终于结束的时候,卫虞兰感觉自己的双膝都跪麻了。
慢慢的站起身来,轻轻的活动了一下双腿。
之后就去搀扶忠勤伯夫人。
还有钱氏。
“你为什么没有哭?眼圈一点都不发红?”
钱氏却猛的一把抓住了她的胳膊,忽然当众发起了难。
有几位共同在这大殿上上香祭拜的贵夫人小姐,听到动静后都朝着这边望了过来。
那目光有怀疑,有打量,但更多的是幸灾乐祸,看好戏。
卫虞兰一时之间,竟面对千夫所指。
若是胆子小一些的,只怕当场都会被吓晕过去。
然而卫虞兰没有。
她早就料到钱氏会这么质问自己了。
目睽睽之下,她一双眼睛直直的看着钱氏,然后慢慢的一点点变得通红。
两行泪水猝不及防的滚落脸颊。
“母亲……”
卫虞兰一开口,声音却是沙哑的:“母亲,刚刚在三郎排位前,我想到的,一直是三郎生前活着的你音容样貌。”

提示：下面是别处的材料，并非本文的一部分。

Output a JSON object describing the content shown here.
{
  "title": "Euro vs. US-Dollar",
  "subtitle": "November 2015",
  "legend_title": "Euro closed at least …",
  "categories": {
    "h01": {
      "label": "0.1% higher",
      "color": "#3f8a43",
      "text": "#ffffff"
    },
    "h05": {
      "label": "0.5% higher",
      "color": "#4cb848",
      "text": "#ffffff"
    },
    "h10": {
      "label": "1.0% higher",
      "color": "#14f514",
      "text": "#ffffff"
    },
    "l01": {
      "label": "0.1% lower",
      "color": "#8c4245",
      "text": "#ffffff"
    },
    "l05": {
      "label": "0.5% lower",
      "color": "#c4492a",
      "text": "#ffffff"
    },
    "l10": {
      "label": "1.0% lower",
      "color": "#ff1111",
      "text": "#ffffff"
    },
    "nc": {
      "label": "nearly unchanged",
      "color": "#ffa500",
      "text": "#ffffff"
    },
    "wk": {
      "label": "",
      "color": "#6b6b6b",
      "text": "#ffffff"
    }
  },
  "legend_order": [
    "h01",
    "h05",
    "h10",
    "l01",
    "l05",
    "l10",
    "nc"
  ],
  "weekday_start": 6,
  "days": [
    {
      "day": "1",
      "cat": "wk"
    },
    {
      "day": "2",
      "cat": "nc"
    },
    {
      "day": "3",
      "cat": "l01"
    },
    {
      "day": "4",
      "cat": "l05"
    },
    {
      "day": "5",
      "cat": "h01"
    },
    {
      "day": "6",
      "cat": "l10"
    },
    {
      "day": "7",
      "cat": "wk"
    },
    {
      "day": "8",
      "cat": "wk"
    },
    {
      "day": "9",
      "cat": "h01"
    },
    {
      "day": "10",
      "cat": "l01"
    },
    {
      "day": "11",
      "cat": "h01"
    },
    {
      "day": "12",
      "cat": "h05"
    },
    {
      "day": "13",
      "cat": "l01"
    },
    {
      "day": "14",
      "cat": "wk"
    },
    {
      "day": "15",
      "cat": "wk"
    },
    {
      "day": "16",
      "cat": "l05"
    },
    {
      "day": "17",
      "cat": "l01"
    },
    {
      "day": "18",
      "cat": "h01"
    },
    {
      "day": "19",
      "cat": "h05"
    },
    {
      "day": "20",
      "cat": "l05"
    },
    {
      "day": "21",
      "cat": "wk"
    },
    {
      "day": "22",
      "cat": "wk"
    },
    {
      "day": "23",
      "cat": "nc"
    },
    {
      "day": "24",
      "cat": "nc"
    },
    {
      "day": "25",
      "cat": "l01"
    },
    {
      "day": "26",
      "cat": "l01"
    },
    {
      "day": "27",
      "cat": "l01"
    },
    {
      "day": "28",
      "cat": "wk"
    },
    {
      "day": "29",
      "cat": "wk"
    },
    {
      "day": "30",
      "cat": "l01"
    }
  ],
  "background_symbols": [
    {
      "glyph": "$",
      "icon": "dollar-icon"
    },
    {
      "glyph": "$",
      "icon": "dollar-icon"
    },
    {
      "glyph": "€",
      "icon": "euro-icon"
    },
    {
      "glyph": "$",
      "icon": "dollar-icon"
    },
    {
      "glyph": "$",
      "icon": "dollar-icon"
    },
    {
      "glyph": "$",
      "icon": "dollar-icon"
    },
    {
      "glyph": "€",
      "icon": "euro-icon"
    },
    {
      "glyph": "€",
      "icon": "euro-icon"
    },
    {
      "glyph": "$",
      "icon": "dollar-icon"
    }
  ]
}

“就在昨天夜里,我还梦见他一脸欣喜得告诉我,他已得了再世为人的资格,阎王大人答应他,是必定会让他投身富贵人家,享受一世荣华富贵。”
“今日在这牌位前,回想起昨夜那个梦,哪里哭的出来呢?我这是在为他高兴呀。”
“若不是母亲您提醒,我也不会想起来三郎已经去了这件事情。”
“竟然……是这样吗?”
钱氏万万没有想到,卫虞兰居然连这都能够找到理由来解释。
而且合情合理,天衣无缝,根本就无法让人分辨。
而且她也不想分辨什么。
钱氏只是一脸欣慰加兴奋的问道:“你说的可是真的,昨天晚上你当真做了这样的梦?”
“当然,我怎么敢欺骗母亲?”
卫虞兰淡淡道。
“不是就好。”钱氏闻言点点头。
一场巨大的风波,就这么消失于无形。